This widely adopted textbook provides the essential content and skill-building tools for teaching the responsible conduct of scientific research. Scientific Integrity covers the breadth of concerns faced by protection of animal and human experimental subjects, scientific publication, intellectual property, conflict of interest, collaboration, record keeping, mentoring, and the social and ethical responsibilities of scientists. Learning activities and resources designed to elucidate the principles of Scientific Integrity include The new edition of Scientific Integrity responds to significant recent changes―new mandates, policies, laws, and other developments―in the field of responsible conduct of research. Dr. Macrina plants the seeds of awareness of existing, changing, and emerging standards in scientific conduct and provides the tools to promote critical thinking in the use of that information. Scientific Integrity is the original turnkey text to guide the next generations of scientists as well as practicing researchers in the essential skills and approaches for the responsible conduct of science.
The world of research ethics has become complicated. This is due in part to increasingly complicated research protocols, in part to evolving ethical mores, and in part to expanding institutional and legislative regulation of research.
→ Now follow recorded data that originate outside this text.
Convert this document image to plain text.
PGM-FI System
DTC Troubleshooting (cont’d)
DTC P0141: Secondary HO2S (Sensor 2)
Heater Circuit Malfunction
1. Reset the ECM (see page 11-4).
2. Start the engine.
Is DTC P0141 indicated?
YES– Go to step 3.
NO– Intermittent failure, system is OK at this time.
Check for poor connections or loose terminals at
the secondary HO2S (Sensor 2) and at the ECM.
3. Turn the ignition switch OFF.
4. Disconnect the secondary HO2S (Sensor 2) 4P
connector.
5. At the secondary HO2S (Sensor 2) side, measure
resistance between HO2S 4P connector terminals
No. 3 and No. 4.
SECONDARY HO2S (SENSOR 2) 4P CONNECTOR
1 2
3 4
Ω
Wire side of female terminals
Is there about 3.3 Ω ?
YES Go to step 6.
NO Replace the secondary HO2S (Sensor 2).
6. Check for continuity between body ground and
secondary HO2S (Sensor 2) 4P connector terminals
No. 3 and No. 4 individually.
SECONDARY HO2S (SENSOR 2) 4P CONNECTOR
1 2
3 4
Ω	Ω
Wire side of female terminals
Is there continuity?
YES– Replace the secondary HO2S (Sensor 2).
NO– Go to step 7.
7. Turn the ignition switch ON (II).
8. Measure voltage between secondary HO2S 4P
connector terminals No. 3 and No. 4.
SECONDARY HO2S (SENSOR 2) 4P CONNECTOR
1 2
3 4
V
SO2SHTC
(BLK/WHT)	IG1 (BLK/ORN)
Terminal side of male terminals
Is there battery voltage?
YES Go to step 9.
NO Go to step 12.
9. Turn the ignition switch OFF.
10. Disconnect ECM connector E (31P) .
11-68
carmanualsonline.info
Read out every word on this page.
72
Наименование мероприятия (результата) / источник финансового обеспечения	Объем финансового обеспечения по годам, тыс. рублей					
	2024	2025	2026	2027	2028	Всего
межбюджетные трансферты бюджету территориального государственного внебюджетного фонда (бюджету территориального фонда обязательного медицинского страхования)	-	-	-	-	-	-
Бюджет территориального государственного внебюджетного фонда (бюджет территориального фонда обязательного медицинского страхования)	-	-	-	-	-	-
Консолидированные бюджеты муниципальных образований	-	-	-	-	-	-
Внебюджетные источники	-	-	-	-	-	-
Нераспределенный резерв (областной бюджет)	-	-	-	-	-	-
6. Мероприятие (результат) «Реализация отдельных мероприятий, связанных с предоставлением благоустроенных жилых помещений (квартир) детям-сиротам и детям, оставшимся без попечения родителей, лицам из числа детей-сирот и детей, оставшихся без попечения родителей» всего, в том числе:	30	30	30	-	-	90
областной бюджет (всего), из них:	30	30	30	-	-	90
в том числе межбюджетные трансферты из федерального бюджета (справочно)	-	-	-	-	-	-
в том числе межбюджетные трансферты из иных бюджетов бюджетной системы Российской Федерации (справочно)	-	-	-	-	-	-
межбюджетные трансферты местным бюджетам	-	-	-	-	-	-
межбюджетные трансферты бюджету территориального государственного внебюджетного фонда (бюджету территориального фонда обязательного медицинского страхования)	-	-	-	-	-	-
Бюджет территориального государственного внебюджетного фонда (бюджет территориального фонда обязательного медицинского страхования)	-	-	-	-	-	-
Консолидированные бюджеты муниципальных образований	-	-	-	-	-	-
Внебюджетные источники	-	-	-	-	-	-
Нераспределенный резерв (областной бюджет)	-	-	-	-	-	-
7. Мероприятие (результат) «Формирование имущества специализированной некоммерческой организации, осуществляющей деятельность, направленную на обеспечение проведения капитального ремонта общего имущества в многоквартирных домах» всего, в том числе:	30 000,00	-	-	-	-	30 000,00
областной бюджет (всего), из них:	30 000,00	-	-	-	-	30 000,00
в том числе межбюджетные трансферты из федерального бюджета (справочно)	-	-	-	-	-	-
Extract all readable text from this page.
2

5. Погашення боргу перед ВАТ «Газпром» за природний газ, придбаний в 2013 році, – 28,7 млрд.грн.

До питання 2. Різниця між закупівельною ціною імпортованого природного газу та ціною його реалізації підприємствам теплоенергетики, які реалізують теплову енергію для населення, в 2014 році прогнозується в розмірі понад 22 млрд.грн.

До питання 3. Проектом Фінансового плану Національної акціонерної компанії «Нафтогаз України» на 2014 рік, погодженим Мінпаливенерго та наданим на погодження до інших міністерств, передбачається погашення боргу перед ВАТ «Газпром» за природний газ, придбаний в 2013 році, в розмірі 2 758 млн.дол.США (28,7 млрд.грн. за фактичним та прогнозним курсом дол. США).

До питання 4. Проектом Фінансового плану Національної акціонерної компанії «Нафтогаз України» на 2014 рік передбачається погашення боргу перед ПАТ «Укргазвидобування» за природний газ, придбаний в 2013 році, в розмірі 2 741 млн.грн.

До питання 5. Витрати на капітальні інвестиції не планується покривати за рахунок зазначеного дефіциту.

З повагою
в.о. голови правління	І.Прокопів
The beginning researcher (or even the experienced researcher) can easily become confused. This book attempts to provide a sort of roadmap to the ethical considerations and regulations in 21st Century science.
Where the book excels is in its scope. It manages to cover everything from human subjects to animal rights to plagiarism and everything in between. As such, of course, some of the book's contents won't apply to every reader, but on the whole the book presents a good "first stop" in researching almost any ethical dilemma in scientific research.
Many of us probably feel more than exhausted by the mindless regurgitation of the same handful of case studies in research ethics that seem to permeate the entire textbook publishing industry. This book is a welcome reprieve from reading the same cases and listening to the same lectures time and time again. Though any book on the topic must necessarily be an incomplete treatment of the subject, this one manages to hold the reader's interest much longer than expected.
The book's failure, however, is that in its attempt to provide an encyclopedic view of research ethics, it often gives insufficient time to the details and nuances of many of these issues. While some regulatory matters are easy to describe objectively, many ethical debates wander into the area of moral reasoning, and the book often failed to capture the complexity of some of these issues. The book is also focused almost entirely on the ethical guidelines mandated for federally-funded research in the United States and offers very little insight into the ethical debates surrounding or legal status of privately funded research.
The book becomes, then, neither a repository of well-balanced moral debates on research ethics nor a comprehensive guide to the process of getting a study through ethical review, but something in between: a conceptual overview of research ethics written for the serious scientist or science student looking for something with a bit more intellectual heft than the usual textbook ethics presentation.
While the above comments are true for the majority of the book, the sixth chapter on animal research is a disappointment compared to the rest of the book. In its attempt to maintain respect for the differing positions on the issue, it fails to capture the magnitude of the debate and ultimately fails to adequately balance the research scientist's concerns against those of even the most extreme of fringe animal rights groups.
Those looking for detailed guidance in getting their own projects through the various obstacles of ethical review won't find sufficient information here. However, the book's references are sufficiently well-documented that the book might put you on your way to finding what you need. Of particular use for these readers will be some of the appendices. Though the appendices overall are of mixed utility, the sample laboratory protocols provide a useful framework for the reader trying to write his or her own protocol.
Macrina has updated and greatly expanded his classic textbook on responsible conduct of research for new researchers in the biomedical sciences. The book is thorough and authoritative, with short scenarios for discussion that present realistic ethical problems that arise in scientific laboratories. Chapter 2 summarizes the standard moral theories of Western philosophy, but since they are not used in the rest of the book, instructors and students can skip this chapter.